Brusha's script in Grim Fairy Tales #1 reads like many other issues in the Grimm Fairy Tales universe in that the main points are familiar. Even though Skye is new to the guardian gig, Brusha gives her a pretty easy test to establish herself as capable of being powerful enough to be a good guardian. There's a few points where the script feels a little forced--mainly, where Skye is talking to herself as a way of filling the reader in. Brusha's pacing is overall pretty solid, although there are a few moments where the pacing seems to hurry for no particular reason. The issue's ending also feels a little tacked on to establish the rest of the series as Brusha throws it in without any real connection to events of the issue itself.

Silva's artwork is pretty clean throughout. Skye bears more than a passing resemblance to her mother and Silva illustrates her as something of a superhero with her guardian attire. Where Silva really excels in the book is rendering the werewolves that are causing terror for the local college as he draws them with a great attention to the more feral characteristics. Most of the book takes place at night and Silva does well in presenting the setting in such a way that it effectively establishes the mood. Nunes' colors further this effect by relying upon darker colors throughout.

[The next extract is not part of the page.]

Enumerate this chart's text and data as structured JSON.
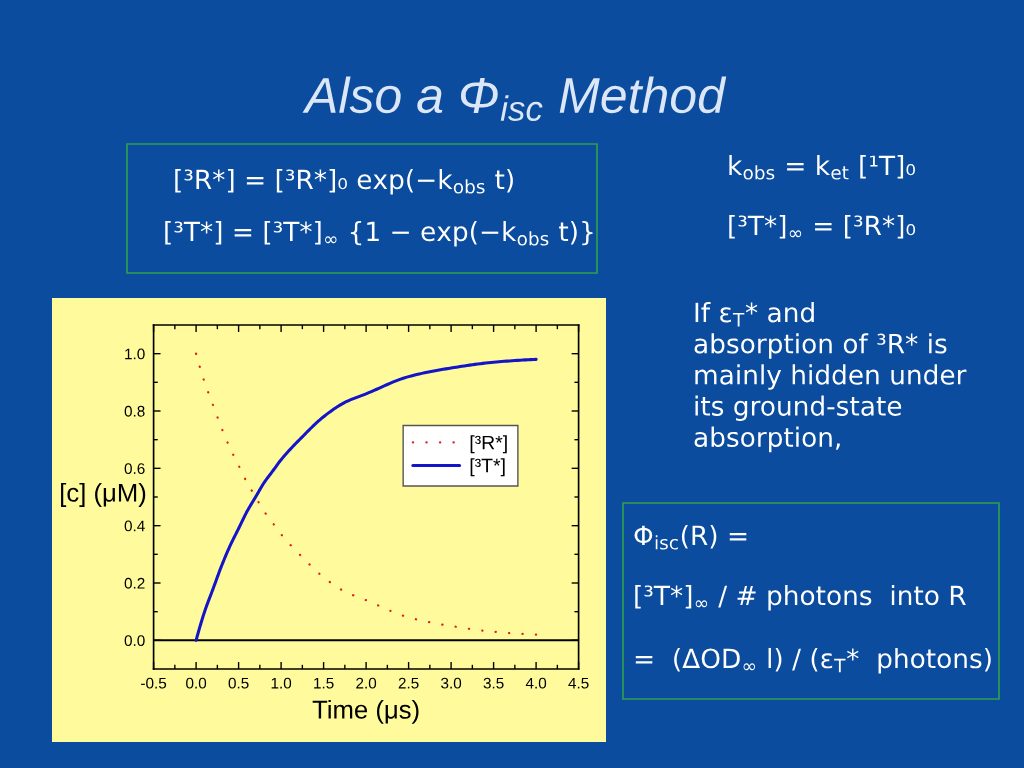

Grim Fairy Tales #1 starts off in a way very similar to other books in that universe, but it's clear that Skye will be different than Sela in some regards. She's got a long ways to go before she can become as powerful as her mother and the signs are there that she's well on her way. Brusha offers an interesting way to reboot the universe through the eyes of another character, but it remains to be seen whether or not the story continues along a similar path. Silva's pencils are pretty strong and offer some great action sequences. Grimm Fairy Tales #1 a good start to rebooting the Grimm Fairy Tales universe even if it is in somewhat familiar territory.

Grimm Fairy Tales #1 is in stores December 21.